Dendrotriton cuchumatanus
- Conservation status: Critically Endangered (IUCN 3.1)

Scientific classification
- Kingdom: Animalia
- Phylum: Chordata
- Class: Amphibia
- Order: Urodela
- Family: Plethodontidae
- Genus: Dendrotriton
- Species: D. cuchumatanus
- Binomial name: Dendrotriton cuchumatanus (Lynch [de] and Wake, 1975)
- Synonyms: Chiropterotriton cuchumatanus Lynch and Wake, 1975;

= Dendrotriton cuchumatanus =

- Authority: (Lynch and Wake, 1975)
- Conservation status: CR
- Synonyms: Chiropterotriton cuchumatanus Lynch and Wake, 1975

Species of amphibian

Dendrotriton cuchumatanus is a species of salamander in the family Plethodontidae. It is endemic to Guatemala and is known from its type locality near San Juan Ixcoy in the Sierra de los Cuchumatanes, and possibly from another, as yet unconfirmed record. Common name forest bromeliad salamander has been coined for it, although it does not seem to inhabit bromeliads.

==Description==
Males grow to at least 31 mm and females to 32 mm in snout–vent length. The tail is relatively short, and only barely exceeds the body length in adult males; relative tail length is shorter in juveniles and females. The limbs are moderately long in males but shorter in females. The hands and feet are moderately webbed. Th coloration and patterning are variable, but discrete color morphs are not evident.
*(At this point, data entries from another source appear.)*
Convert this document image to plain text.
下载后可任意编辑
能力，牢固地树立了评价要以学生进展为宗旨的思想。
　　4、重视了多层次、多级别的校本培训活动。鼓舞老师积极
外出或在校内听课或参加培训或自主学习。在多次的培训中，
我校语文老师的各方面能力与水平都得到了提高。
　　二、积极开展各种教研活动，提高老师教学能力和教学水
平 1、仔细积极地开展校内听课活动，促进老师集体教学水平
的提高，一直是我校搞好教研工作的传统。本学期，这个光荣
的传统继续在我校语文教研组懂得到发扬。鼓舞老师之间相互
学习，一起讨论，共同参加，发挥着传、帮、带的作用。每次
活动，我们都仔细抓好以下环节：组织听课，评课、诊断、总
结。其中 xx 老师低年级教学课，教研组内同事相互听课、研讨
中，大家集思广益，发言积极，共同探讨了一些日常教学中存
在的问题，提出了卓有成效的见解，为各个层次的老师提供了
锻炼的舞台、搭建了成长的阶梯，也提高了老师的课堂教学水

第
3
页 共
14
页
Many individuals have a red-brown to tan-colored mid-dorsal stripe. Some specimens have a distinctly mottled gray and brown dorsal pattern, while others are essentially uniformly gray-black to brown-black dorsally. Almost all specimens have a lighter interorbital
bar.

==Habitat and conservation==
Dendrotriton cuchumatanus is known from very humid oak forest at about 2860 m above sea level. Specimens have been found under moss and bark on large fallen trees and in moss (but not in bromeliads as for many of its relatives). The species is threatened by habitat loss caused by forest clearance. As of 2008, the type locality was inside a proposed semi-protected area.